HOW LONG DO I HAVE TO SUBMIT CLAIMS?

Claims are eligible for 3 months from the date of service. Please note that claims can be held by the ministry without further details until it returns on a Remittance report or Error report. This could sometimes mean claims going stale dated and cause payment delays. It is best to regularly submit your claims.

MC EDT is a service that allows secure electronic transfer of files between an authorized user and the MOHLTC. Users that have gone through the authorization process with the Ministry of Health are able to either connect directly through the web user interface (a web page), or can use a billing software, or EMR system that connects through the MC EDT web service.

Files that contain claims can be uploaded and remittance advice (RA) files can be downloaded through the MC EDT system, allowing care providers to complete their billing easily online.

In Ontario, the Ministry of Health (MOH) uses a system called MC EDT (Medical Claims Electronic Data Transfer) to exchange OHIP (Ontario Health Insurance Program) claim data electronically. In order to get set-up for electronic submissions to OHIP providers must obtain a Go Secure account.

Most physicians in Ontario should have already received a letter from the MOH with instructions on how to get set up or transferred to the MC EDT system. Those who have not or are not yet set up with MC EDT should contact the OHIP Service Support Centre at 800-262-6524 or via email at SSContactCentre.MOH@ontario.ca to start the process.

If you’re a new physician (or new to practice in Ontario), you need your Independent Practice Certificate before you can apply for your OHIP billing number.

You will apply for your Certificate with the College of Physicians and Surgeons of Ontario (CPSO). 

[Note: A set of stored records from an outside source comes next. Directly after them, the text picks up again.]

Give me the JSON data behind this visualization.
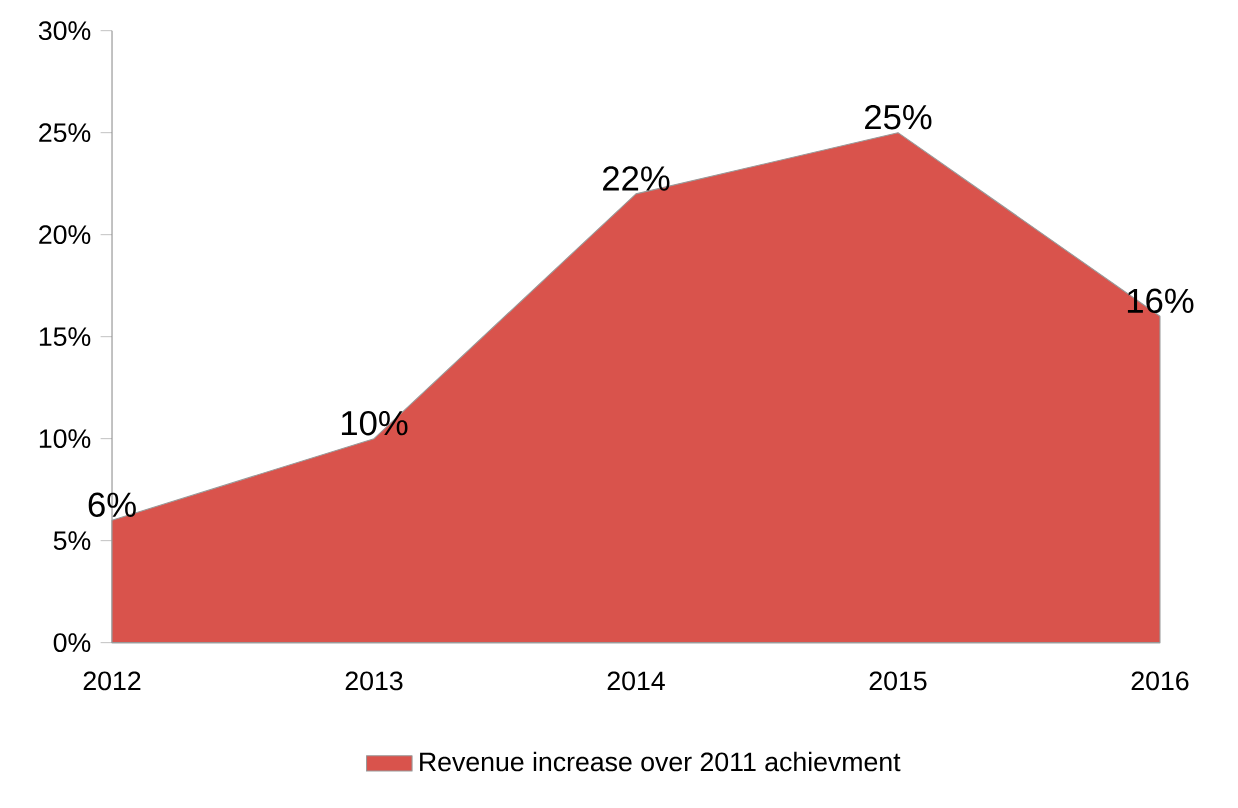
{
  "chart_data": {
    "type": "area",
    "categories": [
      "2012",
      "2013",
      "2014",
      "2015",
      "2016"
    ],
    "series": [
      {
        "name": "Revenue increase over 2011 achievment",
        "color": "#d9534c",
        "values": [
          6,
          10,
          22,
          25,
          16
        ],
        "value_labels": [
          "6%",
          "10%",
          "22%",
          "25%",
          "16%"
        ]
      }
    ],
    "ylim": [
      0,
      30
    ],
    "yticks": [
      {
        "value": 0,
        "label": "0%"
      },
      {
        "value": 5,
        "label": "5%"
      },
      {
        "value": 10,
        "label": "10%"
      },
      {
        "value": 15,
        "label": "15%"
      },
      {
        "value": 20,
        "label": "20%"
      },
      {
        "value": 25,
        "label": "25%"
      },
      {
        "value": 30,
        "label": "30%"
      }
    ],
    "grid": false,
    "legend": "bottom"
  }
}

Once you have your Independent Practice Certificate (CPSO number), you can register for an OHIP billing number. This is a unique 6-digit number that tells the Ministry of Health and Long-Term Care (MOHLTC) who claims are coming from. 

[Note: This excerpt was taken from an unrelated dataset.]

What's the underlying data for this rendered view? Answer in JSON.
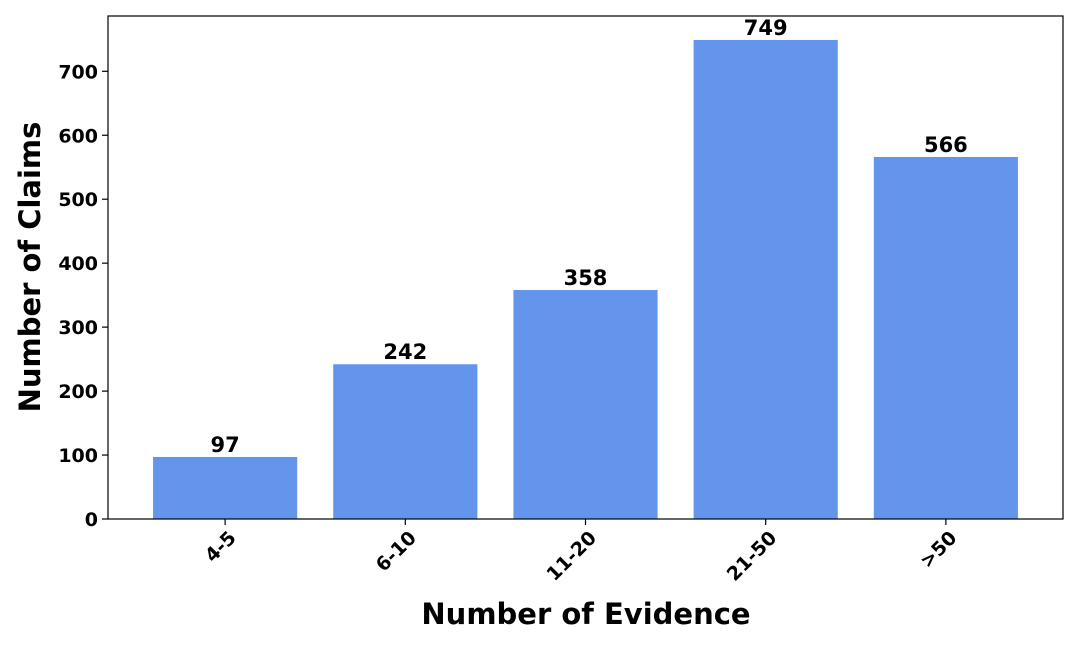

Submitting RAIs (Remittance Advice Inquiries)

A Remittance Advice Inquiry (RAI) is used to request a review of a rejected, underpaid, or overpaid OHIP claim that appears on a physician’s Remittance Advice (RA) report.

You can submit RAIs online through the Ontario government’s secure eSubmit portal:
🔗 www.ontario.ca/eSubmit

When to Submit an RAI

Submit an RAI when a claim has been:
• Rejected and listed as such on your RA report
• Underpaid or overpaid
• Requires correction or clarification

Required Information

Be sure to include the following details on the form:
• Health Card Number
• Claim Number
• Date of Service
• Fee Code(s) in question
• Type of Issue: underpayment, overpayment, or correction
• Provider Remarks (explanation of the issue)
• Supporting Documentation or Clinical Notes (if applicable)

After Submission
• Once submitted, an ESD Ticket Number will be generated.
• A confirmation email will be sent to the address provided in the form.

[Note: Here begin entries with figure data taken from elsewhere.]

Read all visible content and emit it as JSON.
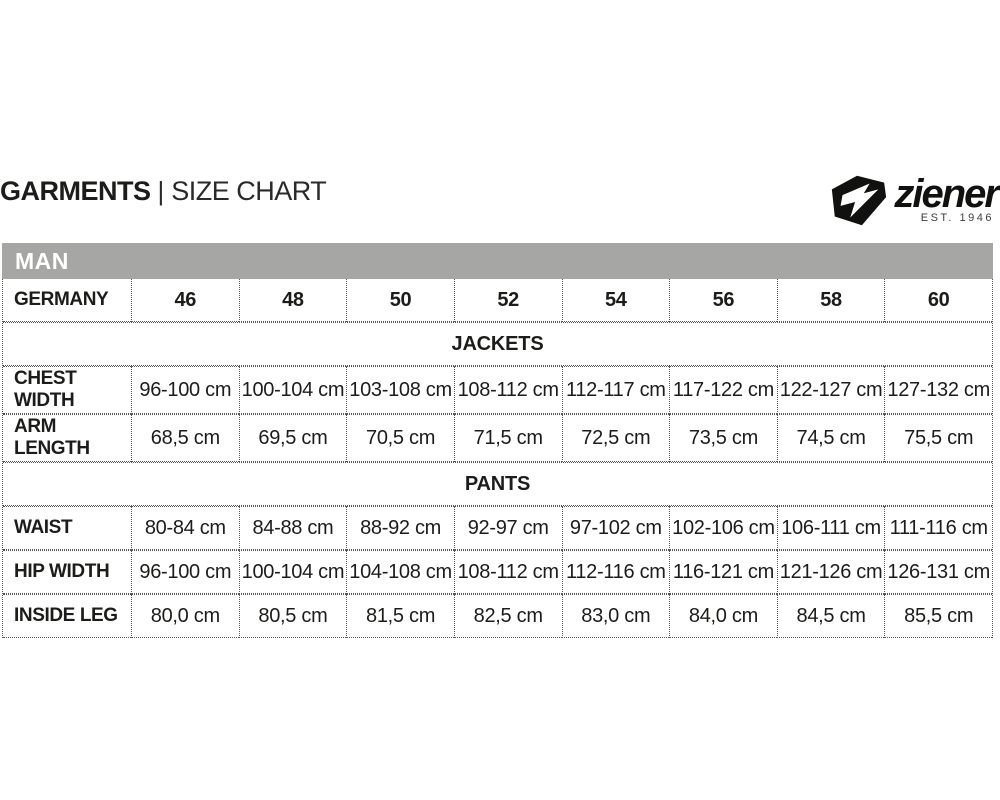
{
  "page": {
    "title_bold": "GARMENTS",
    "title_separator": "|",
    "title_regular": "SIZE CHART"
  },
  "brand": {
    "wordmark": "ziener",
    "established": "EST. 1946",
    "logo_color": "#111110"
  },
  "colors": {
    "band_gray": "#a6a6a4",
    "border_dots": "#565656",
    "text": "#1c1c1a"
  },
  "table": {
    "band_title": "MAN",
    "size_row": {
      "label": "GERMANY",
      "sizes": [
        "46",
        "48",
        "50",
        "52",
        "54",
        "56",
        "58",
        "60"
      ]
    },
    "sections": [
      {
        "title": "JACKETS",
        "rows": [
          {
            "label": "CHEST WIDTH",
            "values": [
              "96-100 cm",
              "100-104 cm",
              "103-108 cm",
              "108-112 cm",
              "112-117 cm",
              "117-122 cm",
              "122-127 cm",
              "127-132 cm"
            ]
          },
          {
            "label": "ARM LENGTH",
            "values": [
              "68,5 cm",
              "69,5 cm",
              "70,5 cm",
              "71,5 cm",
              "72,5 cm",
              "73,5 cm",
              "74,5 cm",
              "75,5 cm"
            ]
          }
        ]
      },
      {
        "title": "PANTS",
        "rows": [
          {
            "label": "WAIST",
            "values": [
              "80-84 cm",
              "84-88 cm",
              "88-92 cm",
              "92-97 cm",
              "97-102 cm",
              "102-106 cm",
              "106-111 cm",
              "111-116 cm"
            ]
          },
          {
            "label": "HIP WIDTH",
            "values": [
              "96-100 cm",
              "100-104 cm",
              "104-108 cm",
              "108-112 cm",
              "112-116 cm",
              "116-121 cm",
              "121-126 cm",
              "126-131 cm"
            ]
          },
          {
            "label": "INSIDE LEG",
            "values": [
              "80,0 cm",
              "80,5 cm",
              "81,5 cm",
              "82,5 cm",
              "83,0 cm",
              "84,0 cm",
              "84,5 cm",
              "85,5 cm"
            ]
          }
        ]
      }
    ]
  }
}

If you need assistance with billing-related issues, you can contact the Ministry of Health Service Centre directly for support. They can help clarify OHIP billing codes, claim rejections, payment schedules, and more.

📞 Call: 1-800-262-6524
🕒 Hours: Monday to Friday, 8:00 a.m. to 5:00 p.m. (Eastern Time)

Be sure to have your billing number and any relevant claim information ready when you call.